* This bill has been assigned to a subcommittee and there were no votes held after the testimony…
Local government leaders testified Thursday in favor of legislation that would help them raise money through a variety of sources, including a tax on streaming and satellite services.
Conrad Kiebles, village administrator of suburban Orland Hills, appeared before the House Revenue and Finance Committee in support of House Bill 3359, which would impose a tax on video services delivered through the internet and satellites, much like how local governments already get a piece of residents’ television cable bills.
The tax would amount to 5 percent of a video provider’s gross revenues from its subscribers.
“It offers the most equitable way to add an additional $200 million in revenue into our coffers and adds parity to competing services in our local communities,” Kiebles said. “With a 50-50 split between local governments and the state, we could each collect $100 million for charging a fee for these three competitive services.”
A measure one Illinois lawmaker says will give non-home rule communities the ability to pay for storm sewer maintenance is being called a rain tax by another.

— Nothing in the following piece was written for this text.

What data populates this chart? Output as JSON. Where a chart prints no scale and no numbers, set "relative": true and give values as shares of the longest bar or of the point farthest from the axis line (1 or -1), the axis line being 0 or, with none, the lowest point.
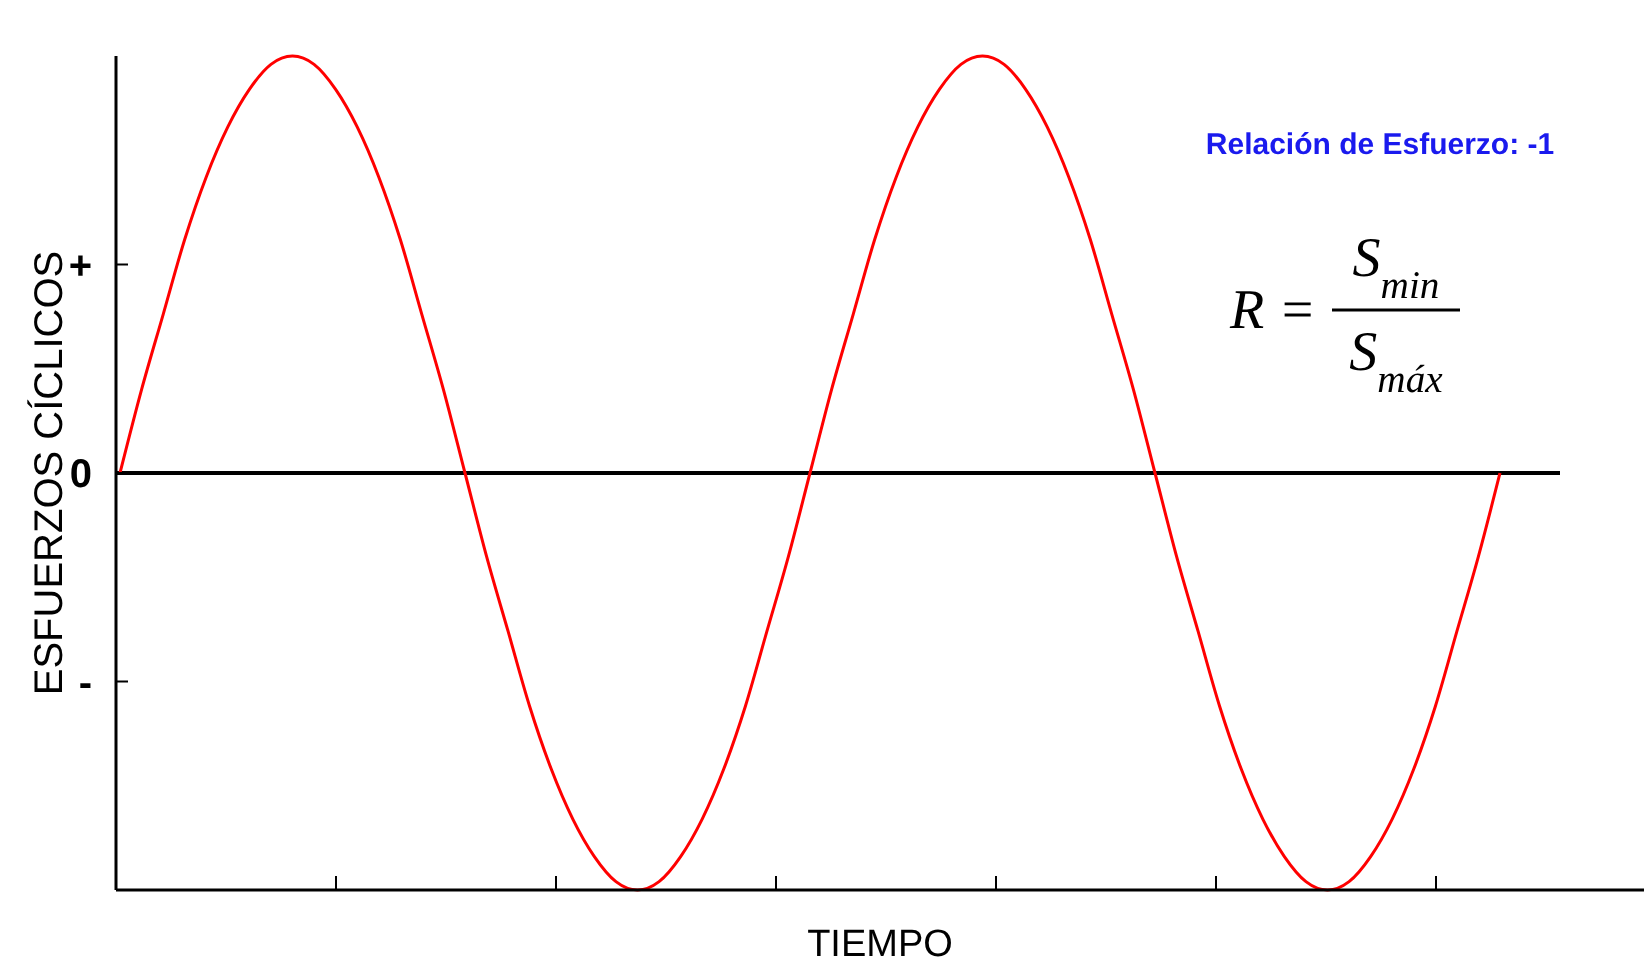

State Rep. Anthony DeLuca, D-Chicago Heights, said House Bill 825 is a natural extension of existing state law.
“What it would allow is non-home rule municipalities the ability to charge a fee to maintain their stormwater sewer system,” DeLuca said.
The measure passed a House committee this week.
State Rep. Allen Skillicorn, R-East Dundee, said the measure would allow rain to be taxed by, as the bill states, allowing “stormwater utility charges to offset the cost of owning, maintaining, and improving local stormwater infrastructure.”
“And it’s a fee, so it’s not tax deductible,” Skillicorn said. “It’s also something a church would have to pay, businesses; it’s also unlimited, so this theoretically, ten, fifteen years from now could be the biggest tax hike Illinois has ever seen.” […]
DeLuca said Skillicorn misrepresented the bill. He said that right now home-rule municipalities can charge a fee to maintain stormwater sewer systems. He said his bill would allow non-home rule governments to do the same.
Infrastructure costs money.
* This bill has been sent to subcommittee…
State Rep Theresa Mah is pushing a plan to end sub-minimum wage pay for disabled workers in the state. Mah said about a dozen other states have already made the change.
“It’s important that we take a proactive step,” Mah said. “Rather than be forced to do it under a consent decree or some kind of lawsuit.”
State law allows some companies to pay disabled workers less as a way to get more disabled people working.
But advocates say that law, which allows for 14(c) certificate, sometimes pays disabled workers less than a dollar-per-hour.
* Bill would protect banks from state regulation, but federal rules still apply: A state Senate committee voted unanimously Wednesday to advance a bill that would prevent state banking regulators from punishing banks or credit unions that do business with the state’s medical marijuana industry.
* Illinois lawmakers debate consolidating downstate pensions: IMRF Executive Director Brian Collins also urged lawmakers proceed with caution. “IMRF is one of the highest funded plans in the country,” he said. “It got that way for a lot of reasons. There’s a very delicate balance. When I think of a large consolidation that would happen, I immediately worry we could throw any of those things out of balance.”